La idea no es tan necia. Si nos fijamos en, por ejemplo, la cartelera teatral de Madrid y en el publico que puebla sus salas, podemos comprobar el auge de obras destinadas a la tercera edad. El descubrimiento de este “nicho comercial” está perfilando un tipo especifico de producción, dirección teatral, interpretación e incluso maquillaje. A pesar de que el grueso de la oferta consiste en adaptaciones (es importante reparar en ello), no es tan descabellado pensar que ya hay quien escribe “teatro para mayores”. Y si hay algo que la caracteriza esta nueva dramaturgia es su naturaleza consoladora, emotiva, cargada de mensajes y pseudo-realistas (“como la vida misma”).
Aunque, por ahora, nadie habla de “literatura senil” ni de “dramaturgia para ancianos”, sí hay  compañías que parecen haberse especializado en este público y salas que buscan  hacerse con este público cautivo. Como sucedió con la naciente literatura infantil de los ’80, en esta ocasión también la demanda precede a la oferta, el buenintensionismo a la necesidad expresiva, la producción a la creación, la legitimidad social a la búsqueda artística.

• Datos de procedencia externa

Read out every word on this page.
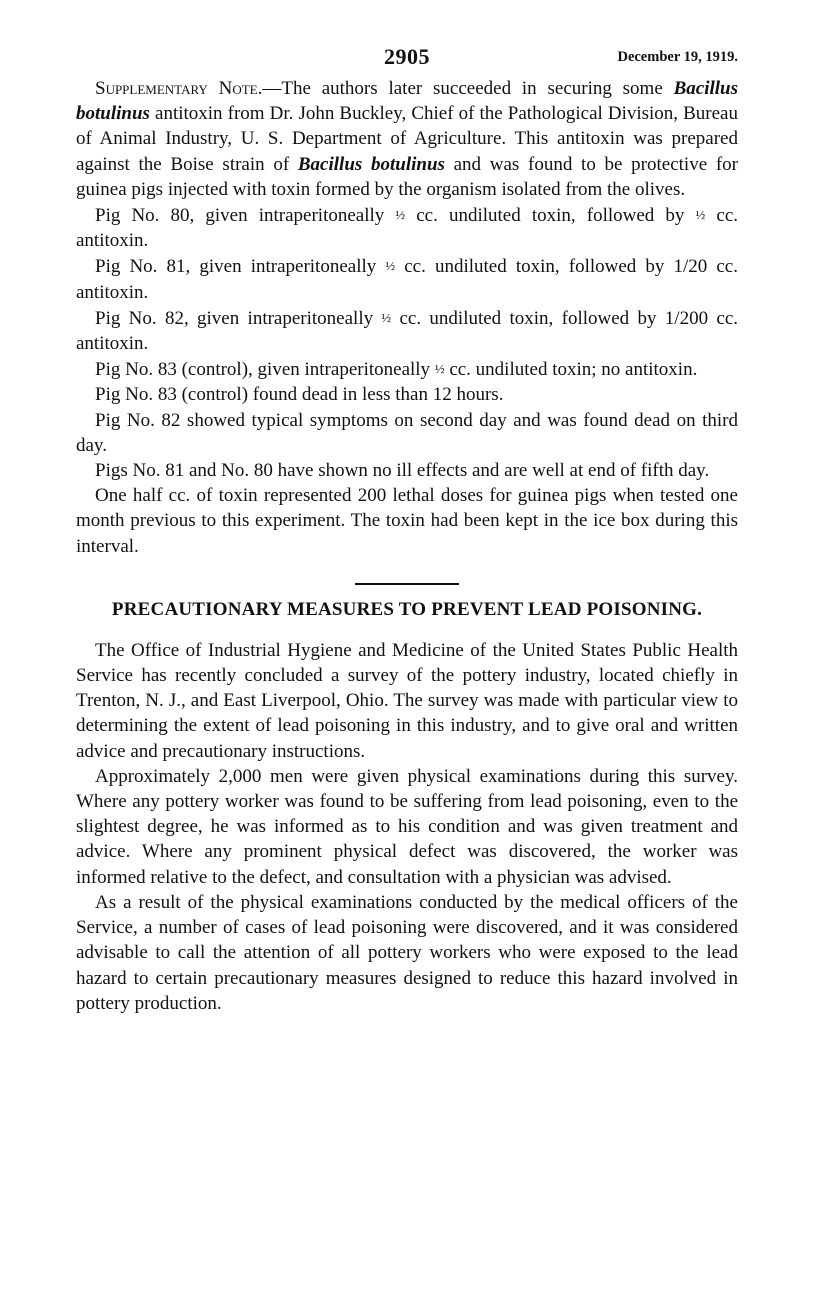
2905	December 19, 1919.

Supplementary Note.—The authors later succeeded in securing some Bacillus botulinus antitoxin from Dr. John Buckley, Chief of the Pathological Division, Bureau of Animal Industry, U. S. Department of Agriculture. This antitoxin was prepared against the Boise strain of Bacillus botulinus and was found to be protective for guinea pigs injected with toxin formed by the organism isolated from the olives.

Pig No. 80, given intraperitoneally ½ cc. undiluted toxin, followed by ½ cc. antitoxin.

Pig No. 81, given intraperitoneally ½ cc. undiluted toxin, followed by 1/20 cc. antitoxin.

Pig No. 82, given intraperitoneally ½ cc. undiluted toxin, followed by 1/200 cc. antitoxin.

Pig No. 83 (control), given intraperitoneally ½ cc. undiluted toxin; no antitoxin.

Pig No. 83 (control) found dead in less than 12 hours.

Pig No. 82 showed typical symptoms on second day and was found dead on third day.

Pigs No. 81 and No. 80 have shown no ill effects and are well at end of fifth day.

One half cc. of toxin represented 200 lethal doses for guinea pigs when tested one month previous to this experiment. The toxin had been kept in the ice box during this interval.

PRECAUTIONARY MEASURES TO PREVENT LEAD POISONING.

The Office of Industrial Hygiene and Medicine of the United States Public Health Service has recently concluded a survey of the pottery industry, located chiefly in Trenton, N. J., and East Liverpool, Ohio. The survey was made with particular view to determining the extent of lead poisoning in this industry, and to give oral and written advice and precautionary instructions.

Approximately 2,000 men were given physical examinations during this survey. Where any pottery worker was found to be suffering from lead poisoning, even to the slightest degree, he was informed as to his condition and was given treatment and advice. Where any prominent physical defect was discovered, the worker was informed relative to the defect, and consultation with a physician was advised.

As a result of the physical examinations conducted by the medical officers of the Service, a number of cases of lead poisoning were discovered, and it was considered advisable to call the attention of all pottery workers who were exposed to the lead hazard to certain precautionary measures designed to reduce this hazard involved in pottery production.
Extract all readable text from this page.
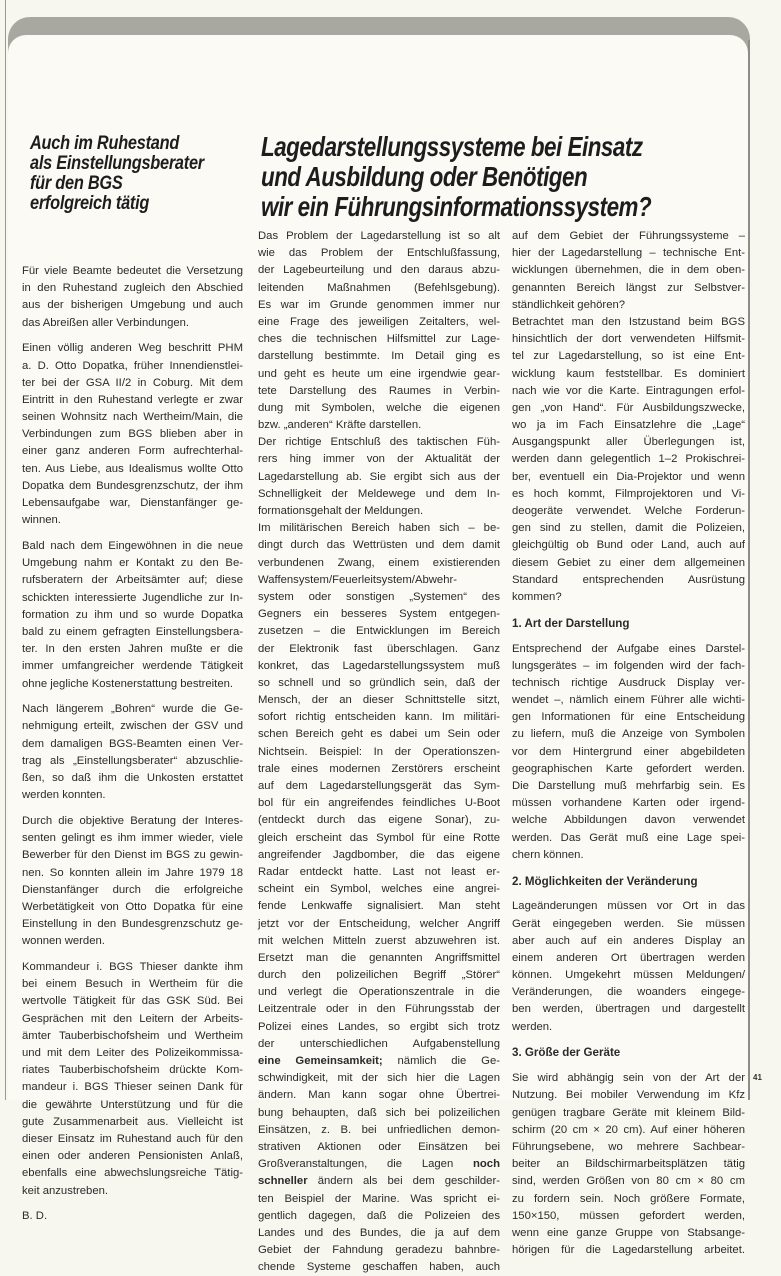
Auch im Ruhestand
als Einstellungsberater
für den BGS
erfolgreich tätig
Lagedarstellungssysteme bei Einsatz
und Ausbildung oder Benötigen
wir ein Führungsinformationssystem?
Für viele Beamte bedeutet die Versetzung
in den Ruhestand zugleich den Abschied
aus der bisherigen Umgebung und auch
das Abreißen aller Verbindungen.
Einen völlig anderen Weg beschritt PHM
a. D. Otto Dopatka, früher Innendienstlei-
ter bei der GSA II/2 in Coburg. Mit dem
Eintritt in den Ruhestand verlegte er zwar
seinen Wohnsitz nach Wertheim/Main, die
Verbindungen zum BGS blieben aber in
einer ganz anderen Form aufrechterhal-
ten. Aus Liebe, aus Idealismus wollte Otto
Dopatka dem Bundesgrenzschutz, der ihm
Lebensaufgabe war, Dienstanfänger ge-
winnen.
Bald nach dem Eingewöhnen in die neue
Umgebung nahm er Kontakt zu den Be-
rufsberatern der Arbeitsämter auf; diese
schickten interessierte Jugendliche zur In-
formation zu ihm und so wurde Dopatka
bald zu einem gefragten Einstellungsbera-
ter. In den ersten Jahren mußte er die
immer umfangreicher werdende Tätigkeit
ohne jegliche Kostenerstattung bestreiten.
Nach längerem „Bohren“ wurde die Ge-
nehmigung erteilt, zwischen der GSV und
dem damaligen BGS-Beamten einen Ver-
trag als „Einstellungsberater“ abzuschlie-
ßen, so daß ihm die Unkosten erstattet
werden konnten.
Durch die objektive Beratung der Interes-
senten gelingt es ihm immer wieder, viele
Bewerber für den Dienst im BGS zu gewin-
nen. So konnten allein im Jahre 1979 18
Dienstanfänger durch die erfolgreiche
Werbetätigkeit von Otto Dopatka für eine
Einstellung in den Bundesgrenzschutz ge-
wonnen werden.
Kommandeur i. BGS Thieser dankte ihm
bei einem Besuch in Wertheim für die
wertvolle Tätigkeit für das GSK Süd. Bei
Gesprächen mit den Leitern der Arbeits-
ämter Tauberbischofsheim und Wertheim
und mit dem Leiter des Polizeikommissa-
riates Tauberbischofsheim drückte Kom-
mandeur i. BGS Thieser seinen Dank für
die gewährte Unterstützung und für die
gute Zusammenarbeit aus. Vielleicht ist
dieser Einsatz im Ruhestand auch für den
einen oder anderen Pensionisten Anlaß,
ebenfalls eine abwechslungsreiche Tätig-
keit anzustreben.
B. D.
Das Problem der Lagedarstellung ist so alt
wie das Problem der Entschlußfassung,
der Lagebeurteilung und den daraus abzu-
leitenden Maßnahmen (Befehlsgebung).
Es war im Grunde genommen immer nur
eine Frage des jeweiligen Zeitalters, wel-
ches die technischen Hilfsmittel zur Lage-
darstellung bestimmte. Im Detail ging es
und geht es heute um eine irgendwie gear-
tete Darstellung des Raumes in Verbin-
dung mit Symbolen, welche die eigenen
bzw. „anderen“ Kräfte darstellen.
Der richtige Entschluß des taktischen Füh-
rers hing immer von der Aktualität der
Lagedarstellung ab. Sie ergibt sich aus der
Schnelligkeit der Meldewege und dem In-
formationsgehalt der Meldungen.
Im militärischen Bereich haben sich – be-
dingt durch das Wettrüsten und dem damit
verbundenen Zwang, einem existierenden
Waffensystem/Feuerleitsystem/Abwehr-
system oder sonstigen „Systemen“ des
Gegners ein besseres System entgegen-
zusetzen – die Entwicklungen im Bereich
der Elektronik fast überschlagen. Ganz
konkret, das Lagedarstellungssystem muß
so schnell und so gründlich sein, daß der
Mensch, der an dieser Schnittstelle sitzt,
sofort richtig entscheiden kann. Im militäri-
schen Bereich geht es dabei um Sein oder
Nichtsein. Beispiel: In der Operationszen-
trale eines modernen Zerstörers erscheint
auf dem Lagedarstellungsgerät das Sym-
bol für ein angreifendes feindliches U-Boot
(entdeckt durch das eigene Sonar), zu-
gleich erscheint das Symbol für eine Rotte
angreifender Jagdbomber, die das eigene
Radar entdeckt hatte. Last not least er-
scheint ein Symbol, welches eine angrei-
fende Lenkwaffe signalisiert. Man steht
jetzt vor der Entscheidung, welcher Angriff
mit welchen Mitteln zuerst abzuwehren ist.
Ersetzt man die genannten Angriffsmittel
durch den polizeilichen Begriff „Störer“
und verlegt die Operationszentrale in die
Leitzentrale oder in den Führungsstab der
Polizei eines Landes, so ergibt sich trotz
der unterschiedlichen Aufgabenstellung
eine Gemeinsamkeit; nämlich die Ge-
schwindigkeit, mit der sich hier die Lagen
ändern. Man kann sogar ohne Übertrei-
bung behaupten, daß sich bei polizeilichen
Einsätzen, z. B. bei unfriedlichen demon-
strativen Aktionen oder Einsätzen bei
Großveranstaltungen, die Lagen noch
schneller ändern als bei dem geschilder-
ten Beispiel der Marine. Was spricht ei-
gentlich dagegen, daß die Polizeien des
Landes und des Bundes, die ja auf dem
Gebiet der Fahndung geradezu bahnbre-
chende Systeme geschaffen haben, auch
auf dem Gebiet der Führungssysteme –
hier der Lagedarstellung – technische Ent-
wicklungen übernehmen, die in dem oben-
genannten Bereich längst zur Selbstver-
ständlichkeit gehören?
Betrachtet man den Istzustand beim BGS
hinsichtlich der dort verwendeten Hilfsmit-
tel zur Lagedarstellung, so ist eine Ent-
wicklung kaum feststellbar. Es dominiert
nach wie vor die Karte. Eintragungen erfol-
gen „von Hand“. Für Ausbildungszwecke,
wo ja im Fach Einsatzlehre die „Lage“
Ausgangspunkt aller Überlegungen ist,
werden dann gelegentlich 1–2 Prokischrei-
ber, eventuell ein Dia-Projektor und wenn
es hoch kommt, Filmprojektoren und Vi-
deogeräte verwendet. Welche Forderun-
gen sind zu stellen, damit die Polizeien,
gleichgültig ob Bund oder Land, auch auf
diesem Gebiet zu einer dem allgemeinen
Standard entsprechenden Ausrüstung
kommen?
1. Art der Darstellung
Entsprechend der Aufgabe eines Darstel-
lungsgerätes – im folgenden wird der fach-
technisch richtige Ausdruck Display ver-
wendet –, nämlich einem Führer alle wichti-
gen Informationen für eine Entscheidung
zu liefern, muß die Anzeige von Symbolen
vor dem Hintergrund einer abgebildeten
geographischen Karte gefordert werden.
Die Darstellung muß mehrfarbig sein. Es
müssen vorhandene Karten oder irgend-
welche Abbildungen davon verwendet
werden. Das Gerät muß eine Lage spei-
chern können.
2. Möglichkeiten der Veränderung
Lageänderungen müssen vor Ort in das
Gerät eingegeben werden. Sie müssen
aber auch auf ein anderes Display an
einem anderen Ort übertragen werden
können. Umgekehrt müssen Meldungen/
Veränderungen, die woanders eingege-
ben werden, übertragen und dargestellt
werden.
3. Größe der Geräte
Sie wird abhängig sein von der Art der
Nutzung. Bei mobiler Verwendung im Kfz
genügen tragbare Geräte mit kleinem Bild-
schirm (20 cm × 20 cm). Auf einer höheren
Führungsebene, wo mehrere Sachbear-
beiter an Bildschirmarbeitsplätzen tätig
sind, werden Größen von 80 cm × 80 cm
zu fordern sein. Noch größere Formate,
150×150, müssen gefordert werden,
wenn eine ganze Gruppe von Stabsange-
hörigen für die Lagedarstellung arbeitet.
41
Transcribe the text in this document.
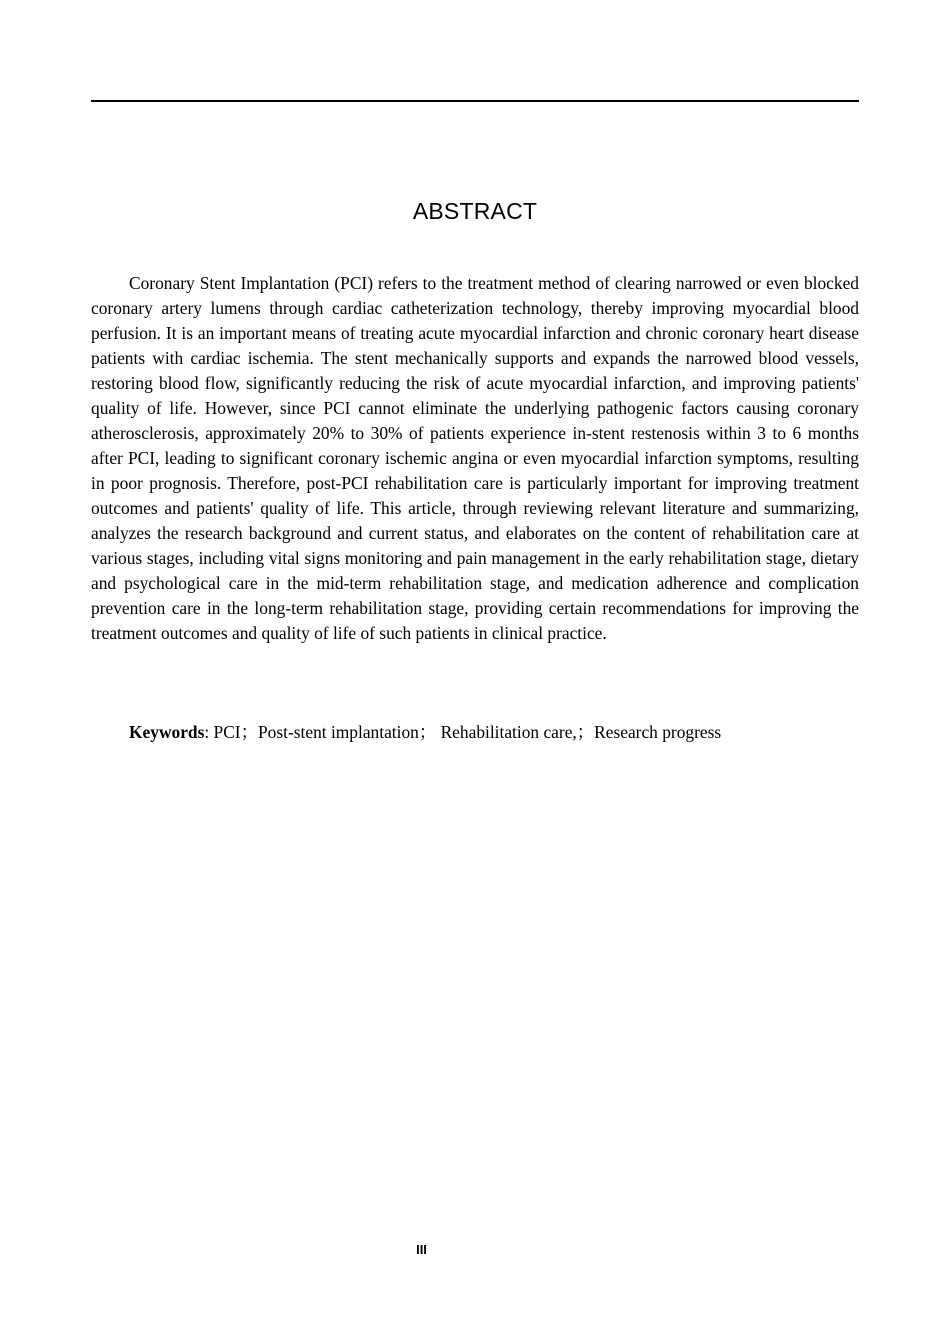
ABSTRACT

Coronary Stent Implantation (PCI) refers to the treatment method of clearing narrowed or even blocked coronary artery lumens through cardiac catheterization technology, thereby improving myocardial blood perfusion. It is an important means of treating acute myocardial infarction and chronic coronary heart disease patients with cardiac ischemia. The stent mechanically supports and expands the narrowed blood vessels, restoring blood flow, significantly reducing the risk of acute myocardial infarction, and improving patients' quality of life. However, since PCI cannot eliminate the underlying pathogenic factors causing coronary atherosclerosis, approximately 20% to 30% of patients experience in-stent restenosis within 3 to 6 months after PCI, leading to significant coronary ischemic angina or even myocardial infarction symptoms, resulting in poor prognosis. Therefore, post-PCI rehabilitation care is particularly important for improving treatment outcomes and patients' quality of life. This article, through reviewing relevant literature and summarizing, analyzes the research background and current status, and elaborates on the content of rehabilitation care at various stages, including vital signs monitoring and pain management in the early rehabilitation stage, dietary and psychological care in the mid-term rehabilitation stage, and medication adherence and complication prevention care in the long-term rehabilitation stage, providing certain recommendations for improving the treatment outcomes and quality of life of such patients in clinical practice.

Keywords: PCI；Post-stent implantation； Rehabilitation care,；Research progress

III
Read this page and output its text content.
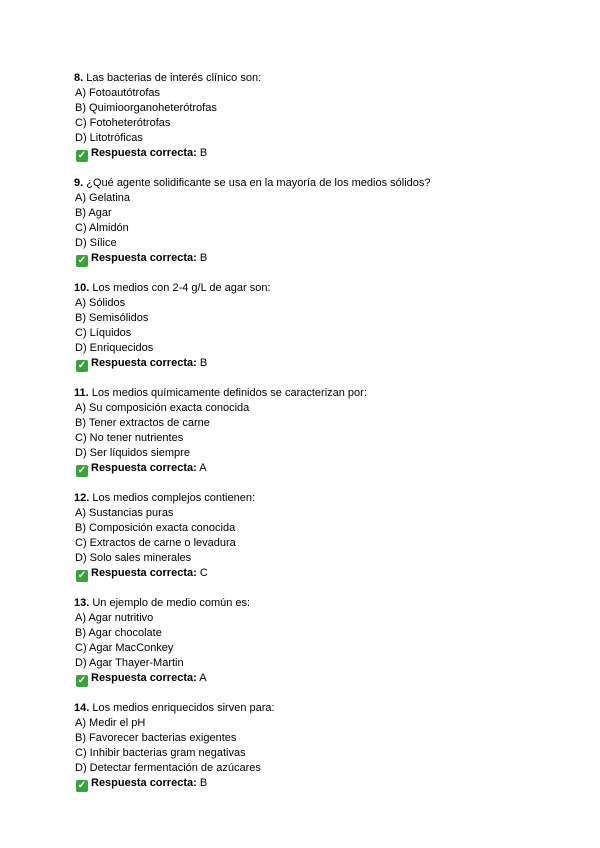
8. Las bacterias de interés clínico son:
A) Fotoautótrofas
B) Quimioorganoheterótrofas
C) Fotoheterótrofas
D) Litotróficas
✓ Respuesta correcta: B
9. ¿Qué agente solidificante se usa en la mayoría de los medios sólidos?
A) Gelatina
B) Agar
C) Almidón
D) Sílice
✓ Respuesta correcta: B
10. Los medios con 2-4 g/L de agar son:
A) Sólidos
B) Semisólidos
C) Líquidos
D) Enriquecidos
✓ Respuesta correcta: B
11. Los medios químicamente definidos se caracterizan por:
A) Su composición exacta conocida
B) Tener extractos de carne
C) No tener nutrientes
D) Ser líquidos siempre
✓ Respuesta correcta: A
12. Los medios complejos contienen:
A) Sustancias puras
B) Composición exacta conocida
C) Extractos de carne o levadura
D) Solo sales minerales
✓ Respuesta correcta: C
13. Un ejemplo de medio común es:
A) Agar nutritivo
B) Agar chocolate
C) Agar MacConkey
D) Agar Thayer-Martin
✓ Respuesta correcta: A
14. Los medios enriquecidos sirven para:
A) Medir el pH
B) Favorecer bacterias exigentes
C) Inhibir bacterias gram negativas
D) Detectar fermentación de azúcares
✓ Respuesta correcta: B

Niños y ancianos son los dos sectores mayoritarios no productivos de nuestra sociedad. Son quienes demandan cuidados y atenciones especiales. Son importantes consumidores, cuyo consumo muchas veces pasa por un intermediario (puede ser un familiar o un funcionario público). Son los mayores espectadores televisivos y tópicos recurrentes del proselitismo político.
Aquellos escritores que escogen como destinatarios a unos o a otros, no suelen tener en cuenta que la infancia o la senectud son expresiones de la alteridad. Es tan habitual que esos creadores que se instalan en el para del libro para niños o del teatro para mayores, recurran al estereotipo del niño en los libros para niños como la del viejo en el teatro para la tercera edad. Al escribir desde “el niño que llevan dentro” o desde la impronta que un anciano dejó en ellos, se olvidan del niño o del anciano  para devolverles una imagen (re)confortante de la infancia o de la vejez.
Y es que a diferencia de lo que sucede en la litereatura sin adjetivos; en la adjetivada, la infancia o la vejez parece que merecen ser negadas.